This traditional Italian delicacy is a brioche bread baked with candied fruits, raisins and oranges. A beloved Milanese Christmas dessert, panettone symbolises the holiday season and pairs best with sweet wine or hot coffee.
Where to try: For over 200 years, Pasticceria Cova (Via Monte Napoleone 8) has handcrafted heavenly panettone, which features Santa Claus designs in December. Luckily, the shop sells this sweet treat all year, so check it out no matter when you visit Milan.
This Milanese drink was created in the 19 th century when local waiter Domenico Barbaja combined cream, coffee and chocolate to make a warm beverage.
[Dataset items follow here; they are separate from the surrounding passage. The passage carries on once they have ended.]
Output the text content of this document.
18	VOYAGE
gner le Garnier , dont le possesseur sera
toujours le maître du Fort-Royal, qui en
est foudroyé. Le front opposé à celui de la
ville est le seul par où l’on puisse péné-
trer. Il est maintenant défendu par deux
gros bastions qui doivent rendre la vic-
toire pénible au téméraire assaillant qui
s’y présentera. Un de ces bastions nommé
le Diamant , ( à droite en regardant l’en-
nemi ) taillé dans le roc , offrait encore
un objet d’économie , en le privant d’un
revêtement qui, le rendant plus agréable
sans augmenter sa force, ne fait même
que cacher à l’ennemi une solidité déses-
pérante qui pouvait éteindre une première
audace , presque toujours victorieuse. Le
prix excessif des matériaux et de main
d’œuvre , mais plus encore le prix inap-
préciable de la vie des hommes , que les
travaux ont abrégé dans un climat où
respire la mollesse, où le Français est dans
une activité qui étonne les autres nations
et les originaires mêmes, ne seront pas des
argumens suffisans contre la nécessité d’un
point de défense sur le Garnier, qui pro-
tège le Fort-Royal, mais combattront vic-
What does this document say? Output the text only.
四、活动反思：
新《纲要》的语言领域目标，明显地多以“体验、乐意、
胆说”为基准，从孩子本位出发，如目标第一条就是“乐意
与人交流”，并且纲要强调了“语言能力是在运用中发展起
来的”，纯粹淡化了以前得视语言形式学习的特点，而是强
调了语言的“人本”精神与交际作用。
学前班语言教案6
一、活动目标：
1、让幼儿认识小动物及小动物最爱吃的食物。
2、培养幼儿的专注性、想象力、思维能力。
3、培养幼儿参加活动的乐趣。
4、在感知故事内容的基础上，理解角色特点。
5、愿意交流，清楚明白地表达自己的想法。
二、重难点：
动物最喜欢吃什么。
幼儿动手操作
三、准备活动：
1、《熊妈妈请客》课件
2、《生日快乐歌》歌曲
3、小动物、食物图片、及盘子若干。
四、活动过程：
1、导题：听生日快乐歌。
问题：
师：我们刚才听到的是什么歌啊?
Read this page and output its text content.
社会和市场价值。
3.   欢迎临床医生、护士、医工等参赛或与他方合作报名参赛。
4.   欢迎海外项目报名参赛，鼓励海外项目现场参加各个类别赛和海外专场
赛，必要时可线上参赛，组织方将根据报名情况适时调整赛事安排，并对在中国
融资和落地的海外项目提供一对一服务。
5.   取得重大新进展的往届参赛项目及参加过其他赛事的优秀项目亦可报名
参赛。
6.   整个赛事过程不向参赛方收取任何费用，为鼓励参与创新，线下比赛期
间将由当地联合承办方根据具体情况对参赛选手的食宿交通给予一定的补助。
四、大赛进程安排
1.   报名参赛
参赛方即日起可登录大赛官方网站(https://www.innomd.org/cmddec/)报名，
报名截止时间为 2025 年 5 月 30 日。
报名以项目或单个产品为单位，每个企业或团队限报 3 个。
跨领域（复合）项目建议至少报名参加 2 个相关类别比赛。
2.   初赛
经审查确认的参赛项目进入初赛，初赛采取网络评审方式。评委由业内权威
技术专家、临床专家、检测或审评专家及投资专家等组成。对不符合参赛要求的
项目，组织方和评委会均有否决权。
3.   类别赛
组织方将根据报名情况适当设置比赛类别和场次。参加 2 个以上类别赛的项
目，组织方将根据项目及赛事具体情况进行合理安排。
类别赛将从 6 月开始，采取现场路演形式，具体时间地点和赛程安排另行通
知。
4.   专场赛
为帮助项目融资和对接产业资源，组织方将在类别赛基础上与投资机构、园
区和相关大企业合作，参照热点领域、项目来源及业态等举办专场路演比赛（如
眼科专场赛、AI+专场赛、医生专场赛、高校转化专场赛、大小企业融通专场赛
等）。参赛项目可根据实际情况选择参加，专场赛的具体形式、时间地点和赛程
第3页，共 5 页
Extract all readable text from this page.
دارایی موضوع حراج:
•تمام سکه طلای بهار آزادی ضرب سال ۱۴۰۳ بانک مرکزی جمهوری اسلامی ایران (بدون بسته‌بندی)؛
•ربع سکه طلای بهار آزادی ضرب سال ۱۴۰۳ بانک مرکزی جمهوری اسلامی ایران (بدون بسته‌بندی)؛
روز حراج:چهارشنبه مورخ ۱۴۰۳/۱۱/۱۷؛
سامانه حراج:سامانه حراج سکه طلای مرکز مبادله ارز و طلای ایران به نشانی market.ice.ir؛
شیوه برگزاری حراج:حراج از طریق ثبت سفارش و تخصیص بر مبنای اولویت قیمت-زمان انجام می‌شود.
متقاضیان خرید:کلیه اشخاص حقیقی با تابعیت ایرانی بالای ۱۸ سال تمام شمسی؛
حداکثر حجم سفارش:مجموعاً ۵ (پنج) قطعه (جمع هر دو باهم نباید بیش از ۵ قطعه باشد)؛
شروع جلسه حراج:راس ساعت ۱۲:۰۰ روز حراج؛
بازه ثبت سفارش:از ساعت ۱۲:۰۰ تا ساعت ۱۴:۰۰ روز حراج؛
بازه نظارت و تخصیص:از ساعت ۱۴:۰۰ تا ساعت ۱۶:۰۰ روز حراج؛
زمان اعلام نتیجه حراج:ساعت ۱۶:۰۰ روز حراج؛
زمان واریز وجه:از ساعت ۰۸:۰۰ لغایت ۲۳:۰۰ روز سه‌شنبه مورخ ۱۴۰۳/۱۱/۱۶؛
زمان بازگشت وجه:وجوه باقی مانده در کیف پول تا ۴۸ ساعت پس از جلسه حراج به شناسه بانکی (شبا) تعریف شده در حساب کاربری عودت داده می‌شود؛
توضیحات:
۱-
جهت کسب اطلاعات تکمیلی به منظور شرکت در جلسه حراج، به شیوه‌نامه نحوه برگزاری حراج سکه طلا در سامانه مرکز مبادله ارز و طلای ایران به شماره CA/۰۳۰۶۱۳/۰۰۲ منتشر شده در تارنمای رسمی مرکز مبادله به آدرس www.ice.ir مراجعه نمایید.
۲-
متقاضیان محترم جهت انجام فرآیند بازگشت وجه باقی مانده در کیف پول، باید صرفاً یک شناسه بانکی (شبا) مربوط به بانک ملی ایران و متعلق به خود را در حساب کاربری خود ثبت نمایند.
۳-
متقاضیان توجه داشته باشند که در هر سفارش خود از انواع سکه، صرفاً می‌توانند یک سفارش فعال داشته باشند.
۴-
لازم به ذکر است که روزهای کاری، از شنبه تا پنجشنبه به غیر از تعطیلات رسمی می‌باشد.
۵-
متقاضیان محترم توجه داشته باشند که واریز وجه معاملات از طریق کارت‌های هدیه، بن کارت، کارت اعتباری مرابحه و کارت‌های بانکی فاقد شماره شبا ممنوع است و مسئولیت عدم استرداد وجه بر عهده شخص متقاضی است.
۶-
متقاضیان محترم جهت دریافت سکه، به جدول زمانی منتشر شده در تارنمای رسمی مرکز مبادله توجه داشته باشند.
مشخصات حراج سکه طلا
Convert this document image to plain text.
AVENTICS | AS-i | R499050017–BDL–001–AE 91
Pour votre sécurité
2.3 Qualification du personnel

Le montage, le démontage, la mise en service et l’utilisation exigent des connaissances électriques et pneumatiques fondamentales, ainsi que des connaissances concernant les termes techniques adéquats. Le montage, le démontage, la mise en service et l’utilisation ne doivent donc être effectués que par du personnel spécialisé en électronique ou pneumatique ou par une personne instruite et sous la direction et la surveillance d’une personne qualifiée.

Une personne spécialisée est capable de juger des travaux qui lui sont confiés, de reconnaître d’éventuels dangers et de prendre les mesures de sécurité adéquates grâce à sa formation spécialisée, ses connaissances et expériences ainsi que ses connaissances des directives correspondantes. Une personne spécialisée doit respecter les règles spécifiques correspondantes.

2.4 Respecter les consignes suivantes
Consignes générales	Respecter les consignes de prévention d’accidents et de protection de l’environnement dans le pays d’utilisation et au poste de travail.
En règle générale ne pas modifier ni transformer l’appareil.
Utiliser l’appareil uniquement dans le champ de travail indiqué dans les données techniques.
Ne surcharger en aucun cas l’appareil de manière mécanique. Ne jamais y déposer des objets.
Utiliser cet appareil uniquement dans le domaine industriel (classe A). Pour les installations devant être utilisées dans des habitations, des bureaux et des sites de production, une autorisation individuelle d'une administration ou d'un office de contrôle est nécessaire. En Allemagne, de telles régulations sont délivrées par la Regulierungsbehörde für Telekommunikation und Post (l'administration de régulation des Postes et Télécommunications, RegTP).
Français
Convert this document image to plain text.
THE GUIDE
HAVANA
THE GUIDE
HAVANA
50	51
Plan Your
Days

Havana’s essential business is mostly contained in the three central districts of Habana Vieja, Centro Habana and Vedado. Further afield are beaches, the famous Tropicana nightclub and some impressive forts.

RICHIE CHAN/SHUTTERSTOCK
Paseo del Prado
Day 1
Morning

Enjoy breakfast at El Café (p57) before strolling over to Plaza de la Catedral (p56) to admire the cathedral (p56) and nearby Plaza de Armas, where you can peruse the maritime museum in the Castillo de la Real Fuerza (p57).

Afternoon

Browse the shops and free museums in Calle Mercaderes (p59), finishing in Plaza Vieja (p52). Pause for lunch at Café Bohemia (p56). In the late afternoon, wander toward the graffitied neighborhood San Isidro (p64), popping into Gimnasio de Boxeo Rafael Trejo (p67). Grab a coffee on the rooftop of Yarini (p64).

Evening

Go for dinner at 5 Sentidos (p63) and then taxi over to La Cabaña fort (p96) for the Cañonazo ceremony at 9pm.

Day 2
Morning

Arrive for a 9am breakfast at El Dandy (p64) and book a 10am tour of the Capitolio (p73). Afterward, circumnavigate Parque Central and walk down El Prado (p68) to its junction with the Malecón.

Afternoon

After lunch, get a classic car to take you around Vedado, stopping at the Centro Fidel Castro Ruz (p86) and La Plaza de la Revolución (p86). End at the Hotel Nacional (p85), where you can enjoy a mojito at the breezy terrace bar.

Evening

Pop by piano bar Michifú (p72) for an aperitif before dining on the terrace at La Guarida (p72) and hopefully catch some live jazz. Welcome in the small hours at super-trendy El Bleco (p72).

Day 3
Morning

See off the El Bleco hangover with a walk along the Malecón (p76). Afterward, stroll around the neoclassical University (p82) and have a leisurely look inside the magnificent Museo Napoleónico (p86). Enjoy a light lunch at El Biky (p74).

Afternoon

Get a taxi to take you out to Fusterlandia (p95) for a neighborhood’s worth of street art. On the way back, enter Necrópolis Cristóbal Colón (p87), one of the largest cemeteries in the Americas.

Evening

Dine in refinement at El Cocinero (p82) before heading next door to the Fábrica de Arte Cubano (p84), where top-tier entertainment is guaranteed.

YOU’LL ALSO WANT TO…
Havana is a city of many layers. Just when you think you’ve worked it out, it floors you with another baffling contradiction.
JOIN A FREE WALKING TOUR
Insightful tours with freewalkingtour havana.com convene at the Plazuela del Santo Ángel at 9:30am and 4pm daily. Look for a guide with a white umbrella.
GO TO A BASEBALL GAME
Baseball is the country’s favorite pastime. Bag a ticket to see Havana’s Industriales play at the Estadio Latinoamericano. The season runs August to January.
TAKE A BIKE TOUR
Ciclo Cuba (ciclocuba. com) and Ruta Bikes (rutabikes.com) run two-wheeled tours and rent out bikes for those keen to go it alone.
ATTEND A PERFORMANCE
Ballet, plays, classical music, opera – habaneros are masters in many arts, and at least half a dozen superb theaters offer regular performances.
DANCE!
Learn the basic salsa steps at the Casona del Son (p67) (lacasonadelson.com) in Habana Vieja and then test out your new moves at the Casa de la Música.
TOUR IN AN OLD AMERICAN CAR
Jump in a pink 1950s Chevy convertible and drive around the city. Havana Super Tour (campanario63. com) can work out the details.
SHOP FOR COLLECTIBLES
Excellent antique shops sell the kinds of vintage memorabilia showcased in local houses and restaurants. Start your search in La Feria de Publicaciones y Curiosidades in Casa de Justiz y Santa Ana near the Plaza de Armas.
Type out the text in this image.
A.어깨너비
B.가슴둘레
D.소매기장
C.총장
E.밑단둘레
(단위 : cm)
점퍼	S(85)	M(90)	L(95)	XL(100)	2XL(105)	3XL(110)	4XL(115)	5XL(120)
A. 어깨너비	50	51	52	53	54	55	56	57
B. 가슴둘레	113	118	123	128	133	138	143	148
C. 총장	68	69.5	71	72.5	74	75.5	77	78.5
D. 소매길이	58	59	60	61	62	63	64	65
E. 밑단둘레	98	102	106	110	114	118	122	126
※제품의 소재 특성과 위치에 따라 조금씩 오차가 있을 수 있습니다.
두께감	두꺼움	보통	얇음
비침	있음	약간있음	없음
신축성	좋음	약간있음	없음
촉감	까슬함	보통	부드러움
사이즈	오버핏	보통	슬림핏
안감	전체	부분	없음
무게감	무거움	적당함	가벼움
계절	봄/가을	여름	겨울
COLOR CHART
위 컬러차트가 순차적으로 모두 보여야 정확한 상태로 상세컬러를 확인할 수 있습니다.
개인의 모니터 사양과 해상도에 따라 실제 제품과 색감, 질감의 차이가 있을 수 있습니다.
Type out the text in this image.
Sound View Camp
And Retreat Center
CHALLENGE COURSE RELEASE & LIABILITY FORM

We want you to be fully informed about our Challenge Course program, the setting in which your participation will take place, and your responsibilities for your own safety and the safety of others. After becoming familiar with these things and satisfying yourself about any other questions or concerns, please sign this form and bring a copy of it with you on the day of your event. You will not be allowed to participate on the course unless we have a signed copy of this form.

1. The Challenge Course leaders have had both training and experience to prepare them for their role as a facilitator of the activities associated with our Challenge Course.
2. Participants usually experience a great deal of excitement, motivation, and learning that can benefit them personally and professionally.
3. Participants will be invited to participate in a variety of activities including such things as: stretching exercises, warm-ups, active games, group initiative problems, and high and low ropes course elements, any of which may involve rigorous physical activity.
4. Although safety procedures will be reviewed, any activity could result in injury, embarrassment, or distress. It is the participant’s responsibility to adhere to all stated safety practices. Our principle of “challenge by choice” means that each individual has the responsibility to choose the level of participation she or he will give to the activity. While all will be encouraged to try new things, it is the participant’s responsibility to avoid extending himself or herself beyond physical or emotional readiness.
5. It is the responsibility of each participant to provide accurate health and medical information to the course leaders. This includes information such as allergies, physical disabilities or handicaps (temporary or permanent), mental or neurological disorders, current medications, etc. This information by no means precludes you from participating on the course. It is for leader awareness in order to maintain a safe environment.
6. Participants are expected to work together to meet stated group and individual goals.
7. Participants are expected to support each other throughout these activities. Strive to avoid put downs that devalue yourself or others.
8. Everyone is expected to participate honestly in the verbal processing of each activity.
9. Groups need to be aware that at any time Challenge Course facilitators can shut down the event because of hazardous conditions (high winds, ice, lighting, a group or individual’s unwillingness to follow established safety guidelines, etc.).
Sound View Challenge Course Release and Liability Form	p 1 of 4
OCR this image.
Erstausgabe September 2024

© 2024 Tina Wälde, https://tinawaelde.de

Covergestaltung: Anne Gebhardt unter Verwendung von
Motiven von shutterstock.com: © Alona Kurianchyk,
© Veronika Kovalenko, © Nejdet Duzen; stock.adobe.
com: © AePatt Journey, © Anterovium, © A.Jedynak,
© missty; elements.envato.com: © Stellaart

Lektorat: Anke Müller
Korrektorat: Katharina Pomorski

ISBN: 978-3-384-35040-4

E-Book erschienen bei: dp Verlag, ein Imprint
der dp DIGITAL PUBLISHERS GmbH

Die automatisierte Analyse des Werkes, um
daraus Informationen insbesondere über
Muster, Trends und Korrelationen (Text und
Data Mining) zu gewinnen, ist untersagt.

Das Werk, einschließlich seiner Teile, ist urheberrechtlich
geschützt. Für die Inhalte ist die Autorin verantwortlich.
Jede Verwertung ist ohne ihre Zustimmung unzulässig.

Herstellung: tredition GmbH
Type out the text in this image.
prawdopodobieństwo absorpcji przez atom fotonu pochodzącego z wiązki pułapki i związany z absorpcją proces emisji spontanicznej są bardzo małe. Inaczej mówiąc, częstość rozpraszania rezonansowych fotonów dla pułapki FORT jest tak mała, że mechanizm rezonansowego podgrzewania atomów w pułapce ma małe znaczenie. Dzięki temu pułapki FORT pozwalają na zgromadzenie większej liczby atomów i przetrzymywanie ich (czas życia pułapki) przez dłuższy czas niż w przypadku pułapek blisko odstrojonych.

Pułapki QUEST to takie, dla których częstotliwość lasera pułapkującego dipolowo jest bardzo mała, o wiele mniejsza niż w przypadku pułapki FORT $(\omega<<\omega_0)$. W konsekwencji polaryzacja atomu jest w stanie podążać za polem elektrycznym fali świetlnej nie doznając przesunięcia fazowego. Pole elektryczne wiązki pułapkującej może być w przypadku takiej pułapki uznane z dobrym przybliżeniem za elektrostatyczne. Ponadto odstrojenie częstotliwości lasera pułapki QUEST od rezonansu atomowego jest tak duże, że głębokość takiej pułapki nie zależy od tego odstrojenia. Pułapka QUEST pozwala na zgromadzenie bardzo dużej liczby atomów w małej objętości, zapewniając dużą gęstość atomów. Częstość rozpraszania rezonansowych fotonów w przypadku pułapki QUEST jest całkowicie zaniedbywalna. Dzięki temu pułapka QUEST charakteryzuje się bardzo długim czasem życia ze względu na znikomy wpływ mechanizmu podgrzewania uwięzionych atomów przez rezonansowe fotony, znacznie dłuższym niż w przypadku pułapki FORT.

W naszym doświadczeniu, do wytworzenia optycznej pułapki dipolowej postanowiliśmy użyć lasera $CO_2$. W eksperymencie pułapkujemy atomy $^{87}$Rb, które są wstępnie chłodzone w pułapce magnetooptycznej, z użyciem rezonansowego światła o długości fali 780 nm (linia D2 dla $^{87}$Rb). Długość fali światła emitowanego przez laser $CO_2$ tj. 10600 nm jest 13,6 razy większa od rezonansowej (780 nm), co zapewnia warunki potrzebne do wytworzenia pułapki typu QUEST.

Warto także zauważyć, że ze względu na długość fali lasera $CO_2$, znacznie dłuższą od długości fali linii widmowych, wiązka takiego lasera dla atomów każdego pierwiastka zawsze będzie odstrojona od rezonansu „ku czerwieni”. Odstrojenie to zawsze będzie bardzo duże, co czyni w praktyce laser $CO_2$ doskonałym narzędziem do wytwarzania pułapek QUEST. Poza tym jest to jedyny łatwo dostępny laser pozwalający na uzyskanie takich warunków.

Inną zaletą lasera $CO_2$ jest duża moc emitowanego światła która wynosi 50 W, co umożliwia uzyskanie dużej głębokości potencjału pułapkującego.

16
It usually accompanies panettone or flaky pastries in cosy café settings.
Where to try: Osteria dei Malnat (Via Caccialepori 3) puts a charming spin on the classic drink, serving their “Barbajada al Malnat” – a tart with chocolate filling, whipped cream and coffee frosting.
Created by a fluke, this famous cocktail came about when a bartender in Milan accidentally blended prosecco (instead of the usual gin) with red vermouth and Campari. Today, it’s simply known as the “wrong negroni” and sipped by locals and tourists alike.
Where to try: Considering Bar Basso (Via Plinio 39) is the venue of the original mishap, you should try your first Negroni Sbagliato at its rightful place. It’s served in a huge wine glass garnished with a fresh orange slice.